Im Zentrum der Maßnahmen steht der sogenannte „mehrfache Blasenschleier“. Hierbei handelt es sich um ein System mit zwei oder mehreren Schläuchen, die von Begleitschiffen nebeneinander großräumig um den Ort der Rammung auf den Seeboden gelegt werden. Kompressoren pressen Luft in diese Schläuche, so dass aus den vorgesehenen Öffnungen Luftblasen entweichen. Diese bilden in der Masse einen geschlossenen Blasenschleier der bis zur Wasseroberfläche aufsteigt. Auf diese Weise werden die Schallemissionen der Rammschläge deutlich vermindert, so dass der Gehörsinn der Meeressäuger geschützt wird. Zusätzlich wird der entstandene Hydroschall sowie die Walpopulation in verschiedenen Distanzen zum Gründungspfahl mit Meßbojen permanent aufgezeichnet und ausgewertet. Da es für den Lärmschutz derzeit noch keinen Standard gibt, wird im Laufe des Installationsprozesses des Blasenschleiers ständig erweitert und optimiert. So ist es gelingt es, den Lärmpegel stetig zu reduzieren.

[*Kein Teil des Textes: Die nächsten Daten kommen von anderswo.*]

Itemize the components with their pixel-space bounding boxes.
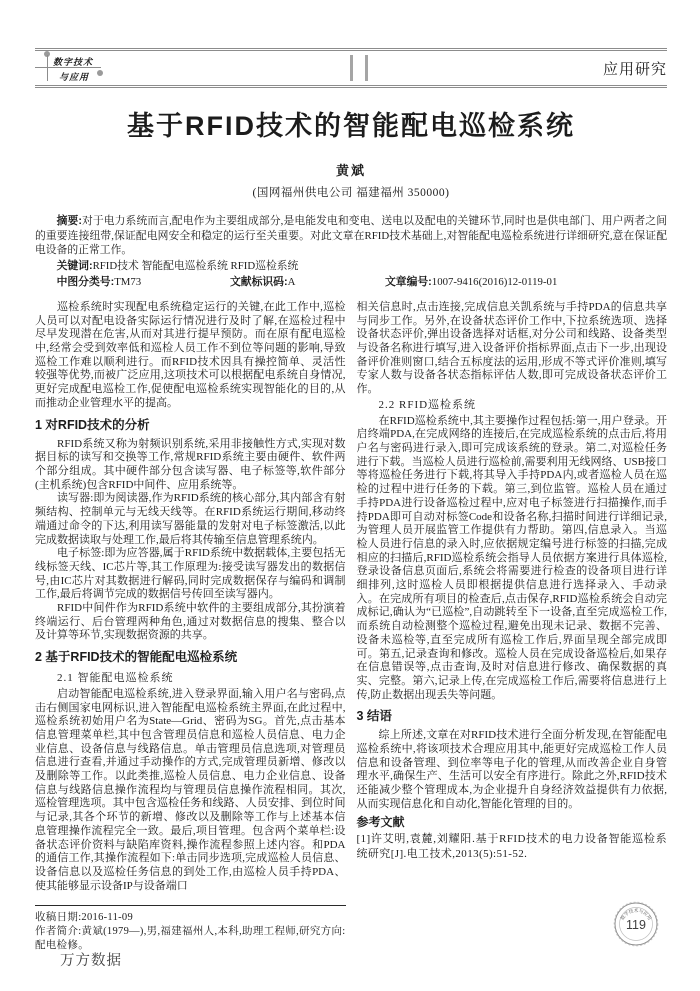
abstract-paragraph: 摘要:对于电力系统而言,配电作为主要组成部分,是电能发电和变电、送电以及配电的关… (35, 214, 667, 258)
logo-dot-icon (97, 70, 103, 76)
continuation-paragraph: 相关信息时,点击连接,完成信息关凯系统与手持PDA的信息共享与同步工作。另外,在… (357, 301, 668, 397)
clc-segment: 中图分类号:TM73 (35, 275, 230, 290)
section-2-heading: 2 基于RFID技术的智能配电巡检系统 (35, 650, 346, 665)
abstract-block: 摘要:对于电力系统而言,配电作为主要组成部分,是电能发电和变电、送电以及配电的关… (35, 214, 667, 290)
section-2-2-paragraph: 在RFID巡检系统中,其主要操作过程包括:第一,用户登录。开启终端PDA,在完成… (357, 415, 668, 703)
logo-vline (47, 55, 48, 81)
logo-text-bottom: 与应用 (59, 70, 89, 83)
article-id-label: 文章编号: (385, 276, 432, 288)
header-divider-bars (115, 55, 603, 81)
classification-line: 中图分类号:TM73 文献标识码:A 文章编号:1007-9416(2016)1… (35, 275, 667, 290)
section-2-1-subheading: 2.1 智能配电巡检系统 (35, 672, 346, 686)
doc-code-value: A (288, 276, 296, 288)
vertical-bar-icon (350, 55, 353, 81)
left-column: 巡检系统时实现配电系统稳定运行的关键,在此工作中,巡检人员可以对配电设备实际运行… (35, 301, 346, 953)
column-section-label: 应用研究 (603, 58, 667, 79)
journal-logo-icon: 数字技术 与应用 (35, 52, 115, 84)
doc-code-label: 文献标识码: (230, 276, 288, 288)
header-bottom-rule (35, 85, 667, 88)
conclusion-paragraph: 综上所述,文章在对RFID技术进行全面分析发现,在智能配电巡检系统中,将该项技术… (357, 729, 668, 811)
keywords-text: RFID技术 智能配电巡检系统 RFID巡检系统 (93, 260, 299, 272)
article-id-value: 1007-9416(2016)12-0119-01 (432, 276, 558, 288)
abstract-label: 摘要: (57, 215, 82, 227)
footnote-block: 收稿日期:2016-11-09 作者简介:黄斌(1979—),男,福建福州人,本… (35, 905, 346, 953)
author-bio-text: 黄斌(1979—),男,福建福州人,本科,助理工程师,研究方向:配电检修。 (35, 926, 346, 951)
paper-title: 基于RFID技术的智能配电巡检系统 (35, 104, 667, 143)
author-name: 黄斌 (35, 160, 667, 179)
section-2-1-paragraph: 启动智能配电巡检系统,进入登录界面,输入用户名与密码,点击右侧国家电网标识,进入… (35, 688, 346, 894)
journal-header: 数字技术 与应用 应用研究 (35, 51, 667, 85)
section-1-paragraph: 电子标签:即为应答器,属于RFID系统中数据载体,主要包括无线标签天线、IC芯片… (35, 547, 346, 602)
clc-label: 中图分类号: (57, 276, 115, 288)
section-1-paragraph: 读写器:即为阅读器,作为RFID系统的核心部分,其内部含有射频结构、控制单元与无… (35, 492, 346, 547)
section-3-heading: 3 结语 (357, 709, 668, 724)
received-date-label: 收稿日期: (35, 912, 81, 923)
section-1-paragraph: RFID系统又称为射频识别系统,采用非接触性方式,实现对数据目标的读写和交换等工… (35, 438, 346, 493)
logo-text-top: 数字技术 (53, 55, 93, 68)
right-column: 相关信息时,点击连接,完成信息关凯系统与手持PDA的信息共享与同步工作。另外,在… (357, 301, 668, 953)
page-number-badge: 数字技术与应用 119 (613, 901, 659, 947)
section-1-paragraph: RFID中间件作为RFID系统中软件的主要组成部分,其扮演着终端运行、后台管理两… (35, 602, 346, 643)
page-number: 119 (626, 918, 646, 932)
journal-page: 数字技术 与应用 应用研究 基于RFID技术的智能配电巡检系统 黄斌 (国网福州… (0, 0, 700, 991)
intro-paragraph: 巡检系统时实现配电系统稳定运行的关键,在此工作中,巡检人员可以对配电设备实际运行… (35, 301, 346, 411)
keywords-line: 关键词:RFID技术 智能配电巡检系统 RFID巡检系统 (35, 259, 667, 274)
wanfang-watermark: 万方数据 (60, 949, 122, 970)
received-date-value: 2016-11-09 (81, 912, 133, 923)
body-columns: 巡检系统时实现配电系统稳定运行的关键,在此工作中,巡检人员可以对配电设备实际运行… (35, 301, 667, 953)
received-date-line: 收稿日期:2016-11-09 (35, 911, 346, 925)
keywords-label: 关键词: (57, 260, 93, 272)
doc-code-segment: 文献标识码:A (230, 275, 385, 290)
clc-value: TM73 (114, 276, 141, 288)
section-2-2-subheading: 2.2 RFID巡检系统 (357, 399, 668, 413)
author-affiliation: (国网福州供电公司 福建福州 350000) (35, 184, 667, 200)
abstract-text: 对于电力系统而言,配电作为主要组成部分,是电能发电和变电、送电以及配电的关键环节… (35, 215, 667, 256)
references-heading: 参考文献 (357, 816, 668, 830)
vertical-bar-icon (365, 55, 368, 81)
author-bio-label: 作者简介: (35, 926, 81, 937)
article-id-segment: 文章编号:1007-9416(2016)12-0119-01 (385, 275, 557, 290)
section-1-heading: 1 对RFID技术的分析 (35, 418, 346, 433)
reference-item: [1]许艾明,袁麓,刘耀阳.基于RFID技术的电力设备智能巡检系统研究[J].电… (357, 832, 668, 861)
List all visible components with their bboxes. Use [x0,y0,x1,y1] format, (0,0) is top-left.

Die Schläuche auf der Bremen Hunter für den dreifachen Blasenschleier. - Foto: Tomas Hansen

Im Vordergrund: ein Gründungspfahl während des Rammvorgangs. Im Hintergrund: Das Blasenschleierschiff in Aktion.

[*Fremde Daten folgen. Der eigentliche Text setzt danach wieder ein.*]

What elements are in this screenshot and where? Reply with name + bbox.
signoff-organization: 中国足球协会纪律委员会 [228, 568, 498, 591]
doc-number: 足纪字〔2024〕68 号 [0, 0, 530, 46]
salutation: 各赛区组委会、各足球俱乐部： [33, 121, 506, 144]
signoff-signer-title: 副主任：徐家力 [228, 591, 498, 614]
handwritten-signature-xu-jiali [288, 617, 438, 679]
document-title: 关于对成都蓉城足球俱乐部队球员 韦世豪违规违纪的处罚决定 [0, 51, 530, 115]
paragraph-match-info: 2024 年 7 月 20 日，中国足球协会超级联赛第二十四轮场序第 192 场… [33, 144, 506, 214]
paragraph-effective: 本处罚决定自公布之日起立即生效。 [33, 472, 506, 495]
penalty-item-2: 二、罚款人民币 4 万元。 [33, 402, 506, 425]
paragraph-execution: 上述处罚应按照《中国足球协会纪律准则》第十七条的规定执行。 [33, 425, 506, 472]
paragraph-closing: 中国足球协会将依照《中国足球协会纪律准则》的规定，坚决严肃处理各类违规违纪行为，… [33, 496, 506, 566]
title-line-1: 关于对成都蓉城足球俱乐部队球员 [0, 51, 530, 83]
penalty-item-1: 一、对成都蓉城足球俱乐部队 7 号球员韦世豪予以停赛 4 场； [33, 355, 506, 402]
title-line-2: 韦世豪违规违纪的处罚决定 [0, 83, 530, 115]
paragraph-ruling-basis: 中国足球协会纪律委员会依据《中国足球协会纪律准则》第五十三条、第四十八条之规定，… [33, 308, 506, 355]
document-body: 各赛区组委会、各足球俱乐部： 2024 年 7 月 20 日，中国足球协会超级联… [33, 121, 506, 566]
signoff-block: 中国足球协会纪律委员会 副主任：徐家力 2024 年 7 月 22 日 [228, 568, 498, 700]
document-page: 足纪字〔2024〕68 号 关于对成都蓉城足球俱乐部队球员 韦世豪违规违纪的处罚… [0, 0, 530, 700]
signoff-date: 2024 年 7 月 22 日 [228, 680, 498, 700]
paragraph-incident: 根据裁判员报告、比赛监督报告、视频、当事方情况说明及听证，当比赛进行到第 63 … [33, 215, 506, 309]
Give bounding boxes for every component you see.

Vattenfall möchte als verantwortungsvoller Errichter des Windparks mehr über die möglichen Auswirkungen in der Bauphase erfahren und hat daher ein zusätzliches Forschungsprojekt initiiert: Das Projekt wird von der Uni Aarhus in Dänemark geleitet und von den Vattenfall Bereichen R&D und DanTysk sowie der Agentur BioConsult SH unterstützt. So sollen zwölf zusätzliche Messbojen, die sich im weiteren Umfeld des Baugebietes befinden, den dort vorhandenen Hydroschall sowie die Walpopulation, vor, während und nach der Installationsphase der Gründungsstrukturen feststellen. Auf diese Weise möchte man zusätzliche Erkenntnisse im Zusammenhang zwischen Baulärm und der Walpopulation gewinnen. Die Ergebnisse fließen in weitere Forschungsprojekte für die Offshore-Windindustrie ein.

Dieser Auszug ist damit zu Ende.